A Cow’s Habits.
A cow is a very restful animal except when disturbed by extraneous causes, and the active habits of her life are of little interest here, the chief importance of her for study being the passive side of her life or small minor tricks. As a domestic animal she lives to eat—and be eaten and drunk—but her wild ancestors and relatives have had far from an easy life, though this (in them even) has not expressed itself in animal pedometers. But on her neck, back, flanks, legs and haunches the cow has some interesting specimens of areas where the normal hair-slope is reversed in accordance with her habits.
The most striking of these is shown in Figs. 34 and 35, where the bare form of the animal is shown and the dark thick arrows are made paramount in order to make the remarkable arrangement of her hair along the back so clear, that little verbal description is needed.
Figs. 34 and 35.
(A) Side view of cow, showing arrangement of hair-streams on the back. (B) View of back of cow, showing the same.
Behind the level of the horns the normal or backward slope proceeds until the middle of the length of the neck is reached, when it encounters transversely a sharp upstanding crest and beyond this the hair is directly reversed from a point over the shoulders, and here a whorl is found. From this point the stream returns to its ancient and normal course and so passes to the tail. When the base of the tail is reached a very significant and apparently whimsical arrangement of the hair down the centre of the tail is observed. This consists in a line of stiff hairs which stand up at right angles to the surface of the tail, and it gradually passes into the normal again when the more muscular part of the tail is passed. I should add here that the crest and reversed hair on the back are common to many wild ungulates of this ruminant group, and a good example of it is seen in an antelope, Oryx Beisa, which I figured and described in a paper at the Zoological Society of London.
Arrangements of its hair so audacious as these need explanation, and it is found in the mode of life of the cow. So large a part of its daily life is spent in the business of grazing with her muzzle close to the ground, during which the neck of the animal is constantly stretched downwards from the back at the level of the shoulders, that the skin, which is very loose in this and most other portions of its body, is dragged upon to allow of the extreme flexion of its neck. This traction is for all this time acting against the normal or backward slope of the hairs, and has given rise to this victory of a new force through a thousand generations. It is equally clear that a mechanical explanation of the line of erect hairs on the first nine or twelve inches of the tail is forthcoming, for one has only to watch a cow standing on a hot day, undergoing her torment of flies, to see it writ large. Very strong little muscles are found at the base of the tail, those along the more free portion becoming smaller and smaller until they disappear towards the tip. These give a powerful flicking action to the long heavy tail and I once made some observations as to this on a number of cows which were grazing in summer on a comparatively cool wind-swept hillside in the western end of the Isle of Wight. I watched several cows on different occasions and found that one would flick her tail 348 times and another 1082 times per hour. Giving these cows an eight hours’ working day, “working” for their living in grazing and ruminating by turns, one gains a vivid idea of the number of times per diem these powerful muscles of the tail contract. If we call it a day of four hours of grazing and four of ruminating, for the sake of argument, we get 1392 to 4328 flicks of the tail each day in the time of flies, leaving out of account the casual flicks in which she would indulge when flies were not tormenting her. It is hardly necessary to point out how the underlying muscles would drag upon the skin of the tail over them and gradually reverse more or less the “lie” of the hairs. They have not formed into a feathering or complete reversal, but have come near to it.
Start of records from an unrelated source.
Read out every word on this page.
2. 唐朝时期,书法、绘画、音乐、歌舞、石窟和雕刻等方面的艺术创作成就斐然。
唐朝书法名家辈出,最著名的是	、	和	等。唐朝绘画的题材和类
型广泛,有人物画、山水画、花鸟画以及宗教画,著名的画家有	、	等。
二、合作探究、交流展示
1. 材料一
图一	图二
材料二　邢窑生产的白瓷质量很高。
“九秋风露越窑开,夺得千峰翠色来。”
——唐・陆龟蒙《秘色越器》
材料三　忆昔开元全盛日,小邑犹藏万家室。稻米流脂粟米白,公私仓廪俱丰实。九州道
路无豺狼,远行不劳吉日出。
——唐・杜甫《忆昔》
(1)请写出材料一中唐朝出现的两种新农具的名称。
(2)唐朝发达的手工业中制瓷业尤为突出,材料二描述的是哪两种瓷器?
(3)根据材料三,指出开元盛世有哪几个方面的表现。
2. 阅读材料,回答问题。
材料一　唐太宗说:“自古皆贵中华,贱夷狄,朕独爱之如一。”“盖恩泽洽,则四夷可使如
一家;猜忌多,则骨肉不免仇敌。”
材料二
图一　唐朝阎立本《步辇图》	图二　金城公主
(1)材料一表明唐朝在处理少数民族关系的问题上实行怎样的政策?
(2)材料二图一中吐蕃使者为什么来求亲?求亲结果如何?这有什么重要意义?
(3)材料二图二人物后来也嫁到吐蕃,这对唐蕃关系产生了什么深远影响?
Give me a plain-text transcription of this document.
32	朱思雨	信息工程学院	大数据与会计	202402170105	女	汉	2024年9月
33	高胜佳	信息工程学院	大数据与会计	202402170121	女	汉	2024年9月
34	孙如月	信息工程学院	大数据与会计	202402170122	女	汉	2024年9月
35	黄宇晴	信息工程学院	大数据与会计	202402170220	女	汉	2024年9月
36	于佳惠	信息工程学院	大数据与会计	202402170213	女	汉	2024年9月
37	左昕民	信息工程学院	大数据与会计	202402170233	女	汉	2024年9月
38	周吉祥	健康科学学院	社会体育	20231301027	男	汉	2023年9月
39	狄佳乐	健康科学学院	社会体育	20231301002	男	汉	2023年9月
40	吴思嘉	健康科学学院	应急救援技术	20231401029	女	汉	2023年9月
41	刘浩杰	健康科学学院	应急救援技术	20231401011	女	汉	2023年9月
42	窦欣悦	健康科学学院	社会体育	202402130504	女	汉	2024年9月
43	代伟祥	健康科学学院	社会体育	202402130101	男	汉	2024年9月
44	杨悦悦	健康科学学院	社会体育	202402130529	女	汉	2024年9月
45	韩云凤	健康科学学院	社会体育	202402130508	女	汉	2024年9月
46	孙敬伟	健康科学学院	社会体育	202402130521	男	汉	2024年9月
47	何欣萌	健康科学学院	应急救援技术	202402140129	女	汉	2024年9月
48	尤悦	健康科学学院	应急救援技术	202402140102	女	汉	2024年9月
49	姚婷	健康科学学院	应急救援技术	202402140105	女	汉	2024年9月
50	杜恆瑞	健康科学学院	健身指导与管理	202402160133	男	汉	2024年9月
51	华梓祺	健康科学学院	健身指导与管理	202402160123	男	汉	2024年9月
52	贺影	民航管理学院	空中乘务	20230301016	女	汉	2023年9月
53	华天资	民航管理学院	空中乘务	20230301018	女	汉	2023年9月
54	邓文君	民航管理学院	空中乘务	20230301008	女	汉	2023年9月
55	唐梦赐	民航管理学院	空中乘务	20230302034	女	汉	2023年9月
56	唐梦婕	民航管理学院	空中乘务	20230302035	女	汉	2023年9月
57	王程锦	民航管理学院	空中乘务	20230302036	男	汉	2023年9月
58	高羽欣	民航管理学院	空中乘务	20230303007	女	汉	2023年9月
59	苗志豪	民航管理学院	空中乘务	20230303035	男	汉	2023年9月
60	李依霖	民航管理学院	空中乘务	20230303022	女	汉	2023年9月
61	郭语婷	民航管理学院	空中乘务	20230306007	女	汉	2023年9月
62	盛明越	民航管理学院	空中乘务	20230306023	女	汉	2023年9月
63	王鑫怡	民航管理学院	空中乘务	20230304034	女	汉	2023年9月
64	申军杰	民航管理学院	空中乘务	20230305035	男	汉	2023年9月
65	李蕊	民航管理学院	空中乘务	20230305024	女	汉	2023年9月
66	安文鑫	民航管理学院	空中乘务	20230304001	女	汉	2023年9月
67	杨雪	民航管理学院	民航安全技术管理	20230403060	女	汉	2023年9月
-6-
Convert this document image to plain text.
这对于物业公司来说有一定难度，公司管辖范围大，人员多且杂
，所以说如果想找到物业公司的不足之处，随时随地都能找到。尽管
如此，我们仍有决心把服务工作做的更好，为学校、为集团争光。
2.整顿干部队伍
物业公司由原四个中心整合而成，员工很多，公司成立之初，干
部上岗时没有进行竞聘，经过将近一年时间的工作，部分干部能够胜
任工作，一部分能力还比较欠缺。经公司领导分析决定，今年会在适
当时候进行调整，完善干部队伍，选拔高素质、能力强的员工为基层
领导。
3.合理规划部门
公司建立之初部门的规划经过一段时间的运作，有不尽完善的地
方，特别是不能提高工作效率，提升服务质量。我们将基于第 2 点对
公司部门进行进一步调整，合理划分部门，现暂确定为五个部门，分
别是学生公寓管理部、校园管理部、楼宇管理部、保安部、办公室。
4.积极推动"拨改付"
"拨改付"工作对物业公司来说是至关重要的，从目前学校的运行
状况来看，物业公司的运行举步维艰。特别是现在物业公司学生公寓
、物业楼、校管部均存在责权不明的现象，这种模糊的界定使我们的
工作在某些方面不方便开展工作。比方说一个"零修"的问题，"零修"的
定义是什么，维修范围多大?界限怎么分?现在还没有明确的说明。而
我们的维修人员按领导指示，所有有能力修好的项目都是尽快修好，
Further down the haunches of the cow there is on each side at the back of the thigh a curving reversed area of hair which turns upwards and towards the middle line. This is the place where the tail as it swings from side to side sweeps over the limb and brushes upwards the hair of the thigh towards which it is swinging. So that the activity of the tail is responsible for another of the patterns in which the cow’s hair is arranged.
The lower segment of the hind leg exhibits one more reversed area of hair due to the cow’s habit of lying on the ground slightly inclined to one side, for the more comfortable disposing of her limbs, the effect of this attitude being seen in the manner in which the hair on the back of the leg turns inwards.
On the dewlaps and flanks are certain variable curls and turns of hair produced by the frequent twitchings of a muscle situated just under the skin called the “Fly Shaker” or panniculus carnosus. This muscle is seen any day in the carcase of an ox hanging up in a butcher’s shop, and it is interesting to notice the fact that it is distributed over only the lower half of the flank, for the purpose of shaking off flies from a region which the tail does not reach efficiently. None of this sheet of muscle is found within the effective range of the cow’s light artillery, as on the haunches or hinder portion of the spine. This sums up the equipment of patterns of hair on the species of this group of ungulates, which is more adorned with them than any I have examined, and it will be admitted that compared with those of the horse, it is a poor exhibition, but one which it is easy to understand if the fundamental principles of this inquiry are kept in mind.